New wellness benefit studied
June 13, 2006
KALAMAZOO--Western Michigan University is participating in a pilot program to determine the feasibility of offering a new health-related benefit that takes a holistic approach to improving the overall wellness of its faculty and staff.
The one-year program, called Western Wellness--Improving on a Good Thing, was launched in March and will run through March 2007. It is being offered through and managed by Holtyn & Associates, a health promotion consulting firm in Kalamazoo that provides science-based, well-implemented and periodically evaluated worksite wellness programs.
Western Wellness is a confidential, voluntary program that has been customized for WMU. The free program helps people set achievable as well as measurable goals, based on their individual physical, emotional and mental health needs and preferences. It also is designed to consolidate information about all of the university's wellness-related services and resources, making this information easier to locate and use.
Jen Bailey, coordinator of fitness programs in University Recreation, is serving as chair of the 11-member committee of WMU employees who have volunteered to oversee Western Wellness during the pilot period.
"Our goal is to give faculty and staff the tools and knowledge they need to take better advantage of the programs and resources already available on campus," Bailey says. "We want to encourage individuals to pursue a lifestyle of wellness, leading us toward a healthier campus community."

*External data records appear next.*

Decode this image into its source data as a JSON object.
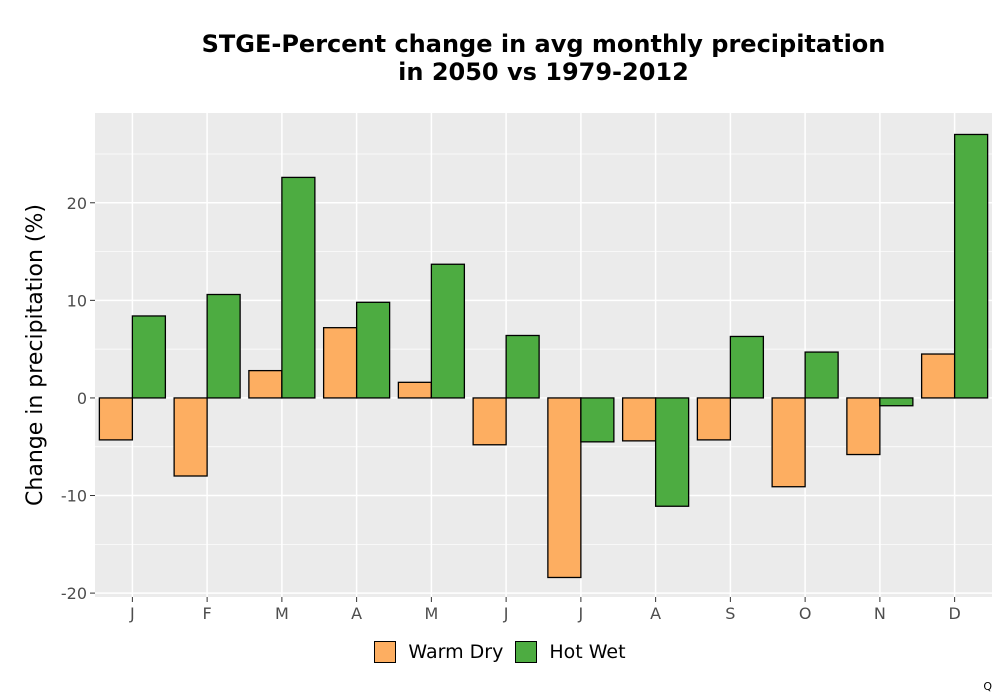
{
  "chart_data": {
    "type": "bar",
    "title_lines": [
      "STGE-Percent change in avg monthly precipitation",
      "in 2050 vs 1979-2012"
    ],
    "xlabel": "",
    "ylabel": "Change in precipitation (%)",
    "categories": [
      "J",
      "F",
      "M",
      "A",
      "M",
      "J",
      "J",
      "A",
      "S",
      "O",
      "N",
      "D"
    ],
    "series": [
      {
        "name": "Warm Dry",
        "color": "#FDAE61",
        "values": [
          -4.3,
          -8.0,
          2.8,
          7.2,
          1.6,
          -4.8,
          -18.4,
          -4.4,
          -4.3,
          -9.1,
          -5.8,
          4.5
        ]
      },
      {
        "name": "Hot Wet",
        "color": "#4DAC41",
        "values": [
          8.4,
          10.6,
          22.6,
          9.8,
          13.7,
          6.4,
          -4.5,
          -11.1,
          6.3,
          4.7,
          -0.8,
          27.0
        ]
      }
    ],
    "yticks": [
      -20,
      -10,
      0,
      10,
      20
    ],
    "ytick_labels": [
      "-20",
      "-10",
      "0",
      "10",
      "20"
    ],
    "ylim": [
      -20.4,
      29.2
    ],
    "grid": true,
    "legend_position": "bottom",
    "panel_color": "#EBEBEB"
  },
  "corner_mark": "Q"
}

The Western Wellness health benefit has been approved for 500 participants during the pilot period, and 340 people are already taking advantage of the program.
"With growing health care costs across the nation, the need to address health care issues has become crucial," Bailey says. "Issues plaguing rising health care costs locally revolve around obesity levels, stress, and diabetes and various other physical aliments."

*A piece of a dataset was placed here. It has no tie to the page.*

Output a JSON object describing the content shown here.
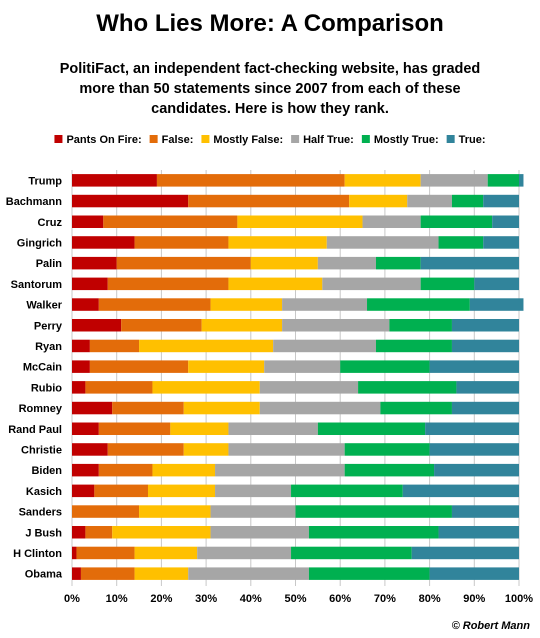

A key feature of Western Wellness is its individual focus. Participants decide what areas they want to zero in on, then work with a consultant to create a personalized wellness plan.
The consultant not only provides hints and guidelines participants can to follow to achieve their goals, but also contacts participants every six months to monitor progress and provide ongoing support and encouragement.

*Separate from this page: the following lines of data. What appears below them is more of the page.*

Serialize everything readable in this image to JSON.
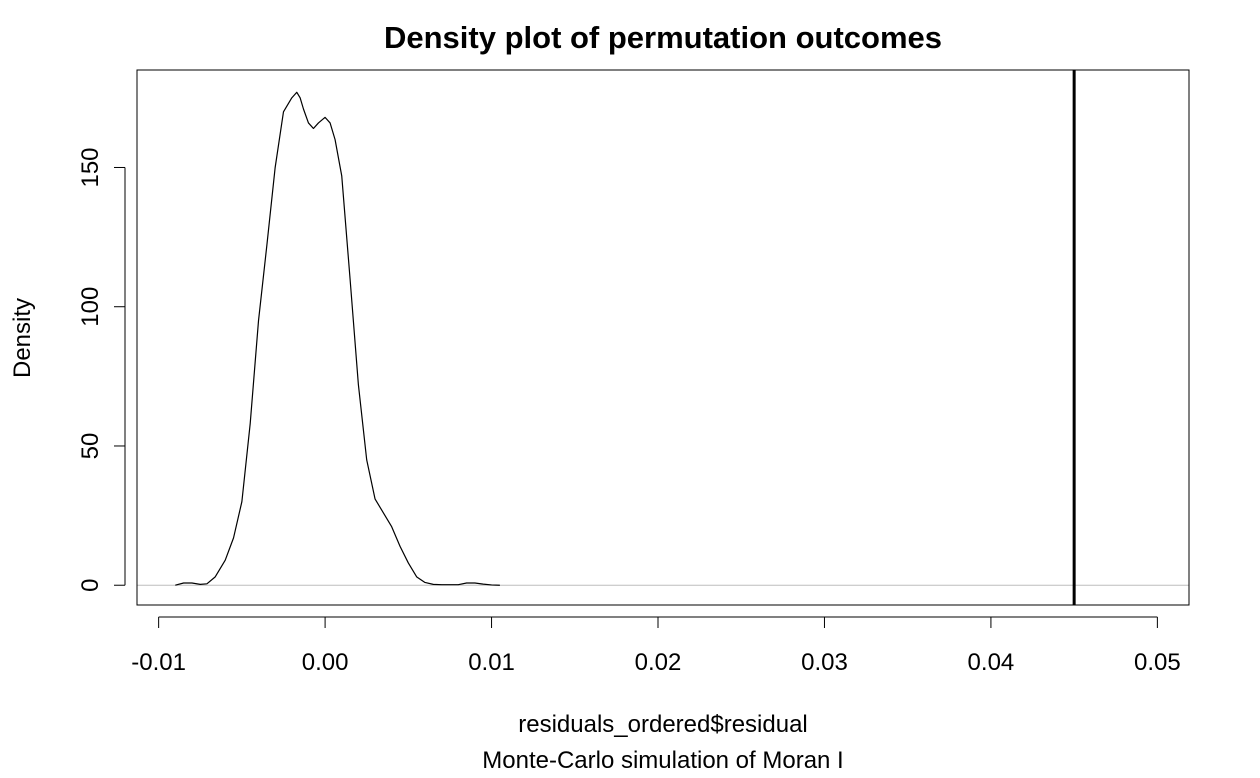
{
  "chart_data": {
    "type": "line",
    "title": "Density plot of permutation outcomes",
    "xlabel": "residuals_ordered$residual",
    "sub": "Monte-Carlo simulation of Moran I",
    "ylabel": "Density",
    "xlim": [
      -0.0113,
      0.0519
    ],
    "ylim": [
      -7.1,
      185.0
    ],
    "x_ticks": [
      -0.01,
      0.0,
      0.01,
      0.02,
      0.03,
      0.04,
      0.05
    ],
    "x_tick_labels": [
      "-0.01",
      "0.00",
      "0.01",
      "0.02",
      "0.03",
      "0.04",
      "0.05"
    ],
    "y_ticks": [
      0,
      50,
      100,
      150
    ],
    "y_tick_labels": [
      "0",
      "50",
      "100",
      "150"
    ],
    "series": [
      {
        "x": [
          -0.009,
          -0.0085,
          -0.008,
          -0.0075,
          -0.0071,
          -0.0066,
          -0.006,
          -0.0055,
          -0.005,
          -0.0045,
          -0.004,
          -0.0035,
          -0.003,
          -0.0025,
          -0.002,
          -0.0017,
          -0.0015,
          -0.0013,
          -0.001,
          -0.0007,
          -0.0004,
          0.0,
          0.0003,
          0.0006,
          0.001,
          0.0015,
          0.002,
          0.0025,
          0.003,
          0.0035,
          0.004,
          0.0045,
          0.005,
          0.0055,
          0.006,
          0.0065,
          0.007,
          0.0075,
          0.008,
          0.0085,
          0.009,
          0.0095,
          0.01,
          0.0105
        ],
        "y": [
          0,
          0.8,
          0.8,
          0.3,
          0.5,
          3,
          9,
          17,
          30,
          58,
          95,
          122,
          150,
          170,
          175,
          177,
          175,
          171,
          166,
          164,
          166,
          168,
          166,
          160,
          147,
          110,
          72,
          45,
          31,
          26,
          21,
          14,
          8,
          3,
          1,
          0.3,
          0.2,
          0.2,
          0.2,
          0.8,
          0.8,
          0.4,
          0.1,
          0
        ]
      }
    ],
    "reference_lines": {
      "vertical": [
        0.045
      ],
      "horizontal": [
        0
      ]
    },
    "grid": false,
    "legend": "none",
    "colors": {
      "curve": "#000000",
      "vline": "#000000",
      "zero_line": "#bebebe",
      "frame": "#000000"
    }
  }
}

To begin the program, faculty and staff complete a five-minute online health survey questionnaire and take part in a 30-minute on-site wellness screening session.
During the screening session, a degreed health professional takes cholesterol, blood pressure and other common health-related measurements and assesses participants' fitness levels. Before walking out the door, participants meet with a wellness consultant and, using the information just collected, develop their personalized wellness plan.
Bailey notes that participants access their wellness data via their own secured Web sites. WMU does not have access to anyone's data, nor does it keep a list of program participants.
She adds that participants can also tailor the program to fit their personalities and work schedules. For instance, they can pursue their goals independently or exercise in groups, and use only a few of WMU's existing resources or join Zest for Life, the West Hills Athletic Club and many other currently offered programs.
"Through Western Wellness, we're learning healthier habits and improving our overall health," Bailey says. "The really neat thing is that this is a guided self-help program, so we get to go at our own pace, and we can monitor our personal progress by repeating the health questionnaire and the health screening tests."